Author Prajwal Parajuly returns to campus life in Sri City
It's been a good time away, but I have missed the students, the weather, and the mangoes. I have missed the marauding monkeys and the shuttle that conveys me to campus. I have not missed the department meetings because we continued having them online. I have missed the karaage that's not exactly a karaage at Asagao, my favourite Japanese restaurant here, and I have missed the karaage that's more like a karaage at the Zen Restaurant at Tokyo Ryokan, not my favourite Japanese place (but to admit which I feel guilty because the manager is a Nepali-speaking man from my neck of the woods). Out of a sense of loyalty to the Japanese establishments in Sri City, I ate ramen only once in New York. I am a good fanatic.
One of the many charms of an association with a university that's just stepping into its sixth year is being part of creating something new. This, of course, involves hard work. My colleagues and I have been tasked with developing a Creative Writing minor. We just recruited poet Arundhathi Subramaniam and academic Kai Easton into the department. We are also in the process of getting someone to set up a Translation Studies programme.

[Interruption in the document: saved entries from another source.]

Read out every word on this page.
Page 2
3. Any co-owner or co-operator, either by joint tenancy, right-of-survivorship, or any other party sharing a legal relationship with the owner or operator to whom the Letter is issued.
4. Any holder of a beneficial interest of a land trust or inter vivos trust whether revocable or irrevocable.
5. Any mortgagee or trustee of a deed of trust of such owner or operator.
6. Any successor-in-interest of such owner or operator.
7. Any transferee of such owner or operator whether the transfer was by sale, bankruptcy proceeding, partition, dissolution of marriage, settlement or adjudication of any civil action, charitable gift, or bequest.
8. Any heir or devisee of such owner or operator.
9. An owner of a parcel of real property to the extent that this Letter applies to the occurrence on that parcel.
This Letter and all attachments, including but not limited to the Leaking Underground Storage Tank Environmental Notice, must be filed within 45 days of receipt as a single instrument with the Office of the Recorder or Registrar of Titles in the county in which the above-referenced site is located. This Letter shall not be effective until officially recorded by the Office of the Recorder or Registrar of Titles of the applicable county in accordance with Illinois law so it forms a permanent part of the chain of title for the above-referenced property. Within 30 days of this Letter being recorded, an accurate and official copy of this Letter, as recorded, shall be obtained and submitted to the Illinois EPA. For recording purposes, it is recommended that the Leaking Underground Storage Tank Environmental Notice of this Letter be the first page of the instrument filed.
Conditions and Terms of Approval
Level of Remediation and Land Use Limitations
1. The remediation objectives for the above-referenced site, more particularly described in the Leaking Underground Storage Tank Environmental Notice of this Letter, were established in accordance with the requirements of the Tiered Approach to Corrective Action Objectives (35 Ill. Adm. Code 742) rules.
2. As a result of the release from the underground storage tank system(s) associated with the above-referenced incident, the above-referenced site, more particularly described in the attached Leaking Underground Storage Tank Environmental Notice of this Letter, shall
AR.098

Literature at Krea has had quite a year.
But not everything needs to be big or life-changing. There's also joy to be found in the smaller stuff. I, for example, am moving into a new office in a new building.
For the most part, the Krea campus looks good. The trees that line the avenue that runs between the residential buildings provide a canopy that reduces the temperature by a few degrees. The stretch, besides being aesthetically pleasing, is so well shaded that my follically challenged self can abandon his hat around here even if the sun is beating down. The newer buildings — like the one that houses the library — are properly charming in their part-Bauhaus, part-international, part-WTH aesthetics.
But the main building looks like it was transplanted from 1950s Vladivostok. On the third floor of this almost dichromatic structure, in a busy thoroughfare, was my office. The space was all right — it was a good size, and my classes were all close by — but it received no natural light.
I was ready for a change.
And nothing screamed change louder than the new light-and-air-filled academic building, christened — what else but — the New Academic Block. It is here, to Office Number 335, that I have just moved with the five books in my possession. The swivel chair is still sheathed in plastic. My new space has views of what I thought was the parking lot but will actually become a cricket field. It also looks out to a Mondelez factory, to spite which I shall give up sugar. 335 has a window that opens, unlike 333, which is massive but cursed with a window that doesn't open. There's a white board on which I have started making a list of column ideas. Below the desk is a cute steel trashcan with a green trash bag. I want to steal the trashcan for my kitchen.
It is such a cheerful building, thrumming with life and colour and hope, as though students will metamorphose into Shakespeares and Picassos the minute they set foot here. The lounges belong in Riverdale. The chairs are the colour of M&Ms. There's even a rooftop terrace where I hope to jump-rope in between tutorials. Today marks a year of my having moved here, and seeing tangible positive changes on campus makes for a strangely satisfying experience.
The culinary scene, too, has evolved while I was away. The Zen Restaurant at Tokyo Ryokan, which you will remember isn't even my favourite Japanese eatery, has added Korean cuisine to its repertoire. With that, it has hit the trifecta: Japanese, Indian and Korean. It is more vegetarian-friendly than my favourite Asagao, which means nothing to me but would matter to my family.
The one time I convinced my parents to make a trip to South India, they stuck to Chennai. When asked if they would like to visit Sri City, they smiled. We understand silences and vapid smiles in the family, so I let the matter slide. I hope to host them soon on the outskirts of Sri City even if we need to negotiate the delicate situation with the two bathrooms whose shared wall only goes three-quarters of the way up. At least they can stuff their judgy faces with the Agedashi tofu, vegetarian fried rice and edamame at The Zen Restaurant at Tokyo Ryokan.
Prajwal Parajuly is the author of The Gurkha's Daughter and Land Where I Flee. He loves idli, loathes naan, and is indifferent to coffee. He teaches Creative Writing at Krea University and oscillates between New York City and Sri City.